Il brigante di Tacca del Lupo (1952) non dovrebbe rientrare in questa retrospettiva dedicata ai film che trattano della Calabria. I riferimenti che le azioni danno collocano la vicenda nella Lucania, a Melfi, nell’estremo nord di quella regione, accanto alla provincia di Foggia.
La lavorazione, invece, per gli esteri, si svolse nel reggino: riconoscibile tra tutti la fiumara di S. Elia presso Melito Porto Salvo con Pentedattilo , il cui sfondo ricorre spesso anche da angolazioni diverse. Ma anche S. Stefano d’Aspromonte, paese natale di don Peppino Musolino e ancora le Rocche Prastarà di Montebello Ionico. Senza notare che in quegli anni non si badava alla filologia e nei film gli attori che interpretavano personaggi calabresi, lucani o pugliesi venivano doppiati tutti col siculo-partenopeo.
Le vicende di briganti, ex borbonici, contro i nuovi arrivati piemontesi è comune a tutto il Regno delle due Sicilie. Vi passò don Peppino Garibaldi, e con lui vi passarono le speranze; tutto rimase come sotto Francesco II. Questo lo aveva anticipato e chiarito meglio di me don Fabrizio, principe di Salina, noto come il Gattopardo.
Si è detto molto sulla pellicola di Germi, il primo a vedere il sud italiano senza abbellimenti di sorta, spartano, come lo era il regista nella vita e nella professione. Si è detto del meridionalismo come dei riferimenti filmici cui il lavoro rende omaggio : John Ford ed i film con il seventh Cavalry; su tutti il più noto, quello che qui si riprende, Il massacro di Fort Apache (Fort Apache, 1948) interpretato da Henry Fonda e John Wayne, ambedue riveduti sotto la mano di Germi con i volti di Amedeo Nazzari e Fausto Tozzi. Del resto il Regno delle due Siciliè è l’unico paese al mondo assieme all’ovest americano dove realtà, miti e leggende si confondono e impastano.
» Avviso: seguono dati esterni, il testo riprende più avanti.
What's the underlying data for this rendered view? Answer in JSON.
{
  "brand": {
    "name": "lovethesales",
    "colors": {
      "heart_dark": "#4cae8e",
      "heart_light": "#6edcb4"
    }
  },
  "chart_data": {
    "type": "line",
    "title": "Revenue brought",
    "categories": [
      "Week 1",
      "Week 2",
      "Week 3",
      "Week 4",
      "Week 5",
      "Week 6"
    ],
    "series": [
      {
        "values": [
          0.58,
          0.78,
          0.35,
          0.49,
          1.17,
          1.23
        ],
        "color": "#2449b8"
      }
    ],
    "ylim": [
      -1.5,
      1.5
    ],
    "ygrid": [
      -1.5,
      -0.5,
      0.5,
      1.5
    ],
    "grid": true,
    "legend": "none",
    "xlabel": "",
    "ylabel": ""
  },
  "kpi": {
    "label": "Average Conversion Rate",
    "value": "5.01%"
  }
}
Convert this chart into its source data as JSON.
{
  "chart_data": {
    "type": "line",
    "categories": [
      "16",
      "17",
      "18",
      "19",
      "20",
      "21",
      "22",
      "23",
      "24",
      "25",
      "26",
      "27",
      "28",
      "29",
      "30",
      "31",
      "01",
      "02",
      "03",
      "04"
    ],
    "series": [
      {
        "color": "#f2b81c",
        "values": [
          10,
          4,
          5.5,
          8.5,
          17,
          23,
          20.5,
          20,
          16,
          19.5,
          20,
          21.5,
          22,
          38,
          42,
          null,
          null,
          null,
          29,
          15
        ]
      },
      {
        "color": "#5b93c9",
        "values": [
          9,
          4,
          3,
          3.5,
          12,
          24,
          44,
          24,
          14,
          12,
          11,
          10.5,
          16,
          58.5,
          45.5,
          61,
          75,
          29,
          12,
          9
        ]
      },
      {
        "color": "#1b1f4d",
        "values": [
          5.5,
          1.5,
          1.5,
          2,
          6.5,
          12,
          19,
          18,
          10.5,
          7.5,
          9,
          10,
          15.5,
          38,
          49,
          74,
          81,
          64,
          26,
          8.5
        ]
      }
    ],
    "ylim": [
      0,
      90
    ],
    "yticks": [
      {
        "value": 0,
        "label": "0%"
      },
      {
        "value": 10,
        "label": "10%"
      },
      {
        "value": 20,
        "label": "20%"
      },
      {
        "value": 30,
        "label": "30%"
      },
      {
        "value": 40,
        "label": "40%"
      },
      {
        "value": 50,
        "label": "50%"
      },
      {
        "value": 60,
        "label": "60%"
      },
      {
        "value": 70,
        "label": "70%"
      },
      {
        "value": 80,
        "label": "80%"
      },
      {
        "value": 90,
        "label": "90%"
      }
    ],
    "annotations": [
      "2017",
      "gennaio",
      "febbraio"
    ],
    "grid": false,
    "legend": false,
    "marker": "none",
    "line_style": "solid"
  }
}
Non viene messa in luce, ancora oggi è così, nel film come nelle critiche ad esso rivolte, l’intera vicenda del brigantaggio come lotta dei poveri. Nell’opera di Germi, ed è quello che maggiormente dispiace e non convince, l’intero episodio è risolto con la vendetta-salvezza dell’onore coniugale che adombra il motivo per il ricongiungimento delle regioni italiane.
Forse il brigantaggio deve ricondursi alle lotte partigiane che scossero l’intero globo terrestre, dall’America del sud alla Russia, alla Cina e via col vento. Forse il brigantaggio deve essere associato al terrorismo che insanguinò ed insanguina le nazioni ed i terroristi manovrati ora da questo ora da quel governo, che se ne serve buttandoli infine in pasto ai tribunali se non vengono fatti tacere per sempre.
In Calabria dei briganti si servirono tutti, governanti e latifondisti, armando i poveri per difendere i loro interessi, per poi lasciarli ai boia. I poveri non si resero conto di niente, passarono di mano in mano, per essere sempre manovrati dai Borboni ai Piemontesi, dai bianchi (il papato) ai neri ai rossi, strumentalizzati per sempre. Così avvenne che il meridione italiano fu, con ingegno, fatto restare nell’arretratezza e sotto il giogo dei militari come della polizia di stato. Del resto questi signori in armi ( in questi ultimi tempi diplomati e laureati, senza contare le signorine )vengono dal proletariato e contro di esso mandati a soggiogarlo, come i bersaglieri nel film di Pietro Germi che erano contadini del nord scagliati contro i contadini del sud.